Afin de remédier à ce problème, l’ONUDI aide les pays à moderniser leurs chaînes de valeur, à améliorer la sécurité alimentaire, à réduire les pertes et le gaspillage, et à faciliter l’accès inclusif au marché. C’est notamment le cas au Cambodge, où l’entité onusienne collabore avec des petites et moyennes entreprises de pêche pour moderniser les installations de transformation et faire respecter les normes internationales de sécurité alimentaire. Au Soudan, l’agence a formé des pêcheurs artisanaux aux pratiques d’hygiène et de manipulation, ce qui a permis d’augmenter les revenus et d’offrir une alimentation plus saine sur les marchés locaux.
Dialogue interactif
Au cours des échanges entre panélistes et délégations, l’Alliance des petits États insulaires (AOSIS) a, par la voix des Palaos, rappelé un paradoxe fondamental: les petits États insulaires en développement (PEID) « nourrissent le monde tout en luttant pour se nourrir de manière durable », principalement en raison de l’isolement géographique et des retombées des changements climatiques. Face à cette injustice, elle a réclamé un soutien accru aux infrastructures alimentaires résilientes au climat, des transferts de technologie, un renforcement des capacités et un accès au financement climatique.
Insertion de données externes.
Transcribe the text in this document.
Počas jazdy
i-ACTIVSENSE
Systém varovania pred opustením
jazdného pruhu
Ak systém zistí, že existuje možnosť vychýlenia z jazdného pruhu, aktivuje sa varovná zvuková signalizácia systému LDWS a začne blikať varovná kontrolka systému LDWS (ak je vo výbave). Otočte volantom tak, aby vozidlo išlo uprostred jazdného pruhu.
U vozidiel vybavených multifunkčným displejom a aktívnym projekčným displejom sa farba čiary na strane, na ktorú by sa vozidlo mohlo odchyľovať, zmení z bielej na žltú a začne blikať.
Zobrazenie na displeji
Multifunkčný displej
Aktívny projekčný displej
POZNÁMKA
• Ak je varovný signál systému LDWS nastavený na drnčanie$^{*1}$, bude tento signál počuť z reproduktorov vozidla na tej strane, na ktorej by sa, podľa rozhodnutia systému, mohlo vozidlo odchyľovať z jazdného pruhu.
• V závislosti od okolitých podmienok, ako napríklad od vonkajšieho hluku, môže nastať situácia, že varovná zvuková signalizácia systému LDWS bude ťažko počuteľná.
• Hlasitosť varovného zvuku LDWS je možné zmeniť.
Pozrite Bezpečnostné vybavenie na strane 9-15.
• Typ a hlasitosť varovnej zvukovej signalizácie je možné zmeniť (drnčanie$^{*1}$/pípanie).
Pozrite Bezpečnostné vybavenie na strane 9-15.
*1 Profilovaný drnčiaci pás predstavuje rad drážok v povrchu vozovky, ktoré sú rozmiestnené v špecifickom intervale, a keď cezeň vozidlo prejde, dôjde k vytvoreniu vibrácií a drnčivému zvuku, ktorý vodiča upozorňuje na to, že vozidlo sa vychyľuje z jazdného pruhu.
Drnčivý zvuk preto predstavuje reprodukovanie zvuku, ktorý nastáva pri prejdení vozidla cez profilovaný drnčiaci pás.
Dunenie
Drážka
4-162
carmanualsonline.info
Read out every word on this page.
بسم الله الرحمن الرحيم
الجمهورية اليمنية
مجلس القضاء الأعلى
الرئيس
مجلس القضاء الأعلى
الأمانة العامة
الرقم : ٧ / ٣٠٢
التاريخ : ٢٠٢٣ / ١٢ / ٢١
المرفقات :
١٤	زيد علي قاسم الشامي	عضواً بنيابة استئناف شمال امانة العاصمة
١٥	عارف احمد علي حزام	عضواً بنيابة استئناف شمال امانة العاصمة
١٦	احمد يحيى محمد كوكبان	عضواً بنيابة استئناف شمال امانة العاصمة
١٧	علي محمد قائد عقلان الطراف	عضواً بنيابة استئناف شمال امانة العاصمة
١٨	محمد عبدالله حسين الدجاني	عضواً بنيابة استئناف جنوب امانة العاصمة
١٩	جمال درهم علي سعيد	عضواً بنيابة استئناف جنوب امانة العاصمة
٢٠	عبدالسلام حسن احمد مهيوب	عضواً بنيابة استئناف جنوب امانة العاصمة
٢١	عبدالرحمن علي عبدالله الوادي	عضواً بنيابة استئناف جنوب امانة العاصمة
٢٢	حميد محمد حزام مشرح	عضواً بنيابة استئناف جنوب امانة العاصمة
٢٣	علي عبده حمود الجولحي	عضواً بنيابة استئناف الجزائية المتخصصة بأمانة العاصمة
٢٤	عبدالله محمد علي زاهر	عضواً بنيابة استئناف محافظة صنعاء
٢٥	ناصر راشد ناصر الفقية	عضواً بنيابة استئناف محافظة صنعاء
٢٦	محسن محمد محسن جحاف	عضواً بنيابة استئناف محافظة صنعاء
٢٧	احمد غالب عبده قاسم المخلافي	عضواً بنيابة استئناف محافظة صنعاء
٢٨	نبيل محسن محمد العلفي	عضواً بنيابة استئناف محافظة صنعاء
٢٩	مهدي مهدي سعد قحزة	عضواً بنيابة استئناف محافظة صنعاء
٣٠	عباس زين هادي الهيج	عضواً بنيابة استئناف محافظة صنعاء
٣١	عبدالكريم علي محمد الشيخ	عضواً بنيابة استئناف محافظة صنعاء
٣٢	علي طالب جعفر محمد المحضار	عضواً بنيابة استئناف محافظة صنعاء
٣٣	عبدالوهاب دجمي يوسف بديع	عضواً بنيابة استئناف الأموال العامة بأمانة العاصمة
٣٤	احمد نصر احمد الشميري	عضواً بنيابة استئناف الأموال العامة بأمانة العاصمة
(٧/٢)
En renforçant la gestion efficace des pêches, en promouvant une aquaculture et une mariculture durables et en améliorant l’accès au marché, les ressources alimentaires aquatiques ont le potentiel de répondre aux priorités des PEID en matière de sécurité alimentaire et de réduction de la pauvreté, a-t-elle souligné, appuyée par les Fidji et le Viet Nam, qui, en tant que grand exportateur de produits de la mer, a appelé la communauté internationale à soutenir une transformation équitable et écologique de la pêche.
Dans le même esprit, le Kenya a dit réduire les niveaux de malnutrition en promouvant des régimes alimentaires diversifiés, y compris via le développement de la chaîne de valeur des produits de la mer. En mettant l’accent sur la production, la consommation et la durabilité, il s’emploie à améliorer ses systèmes alimentaires aquatiques et, par voie de conséquence, la nutrition et les moyens de subsistance de sa population. L’objectif est également de réduire les pertes après récolte et de soutenir la croissance de l’économie bleue.
S’exprimant au nom de ceux, qui, chaque jour, « transforment le poisson en nourriture accessible à tous », la Confédération africaine des organisations de pêche artisanale a demandé aux États de soutenir cette profession en lui fournissant des équipements modernes, plus protecteurs de la santé et de l’environnement. Elle a d’autre part exigé que les femmes participent aux décisions sur les politiques maritimes, les plans de cogestion et les projets d’économie bleue « car sans leur travail et leur engagement, il n’y a pas de sécurité alimentaire et pas de durabilité ».
L’Islande a, quant à elle, insisté sur la reconnaissance des aliments bleus aquatiques « aux plus hauts niveaux de la politique climatique ». Dans la perspective de la COP30 sur le climat, qui se tiendra en novembre à Belém, au Brésil, elle a exhorté les pays à intégrer l’importance de ces aliments dans leurs politiques nationales et leurs positions de négociation.
De son côté, l’ONG scientifique Aquaculture Stewardship Council a rappelé que les acteurs des océans et de l’économie bleue ont besoin de données vérifiables et impactantes sur la durabilité. « En aquaculture durable comme ailleurs, ce qui est mesuré, publié et vérifié peut être réalisé », a-t-elle argué.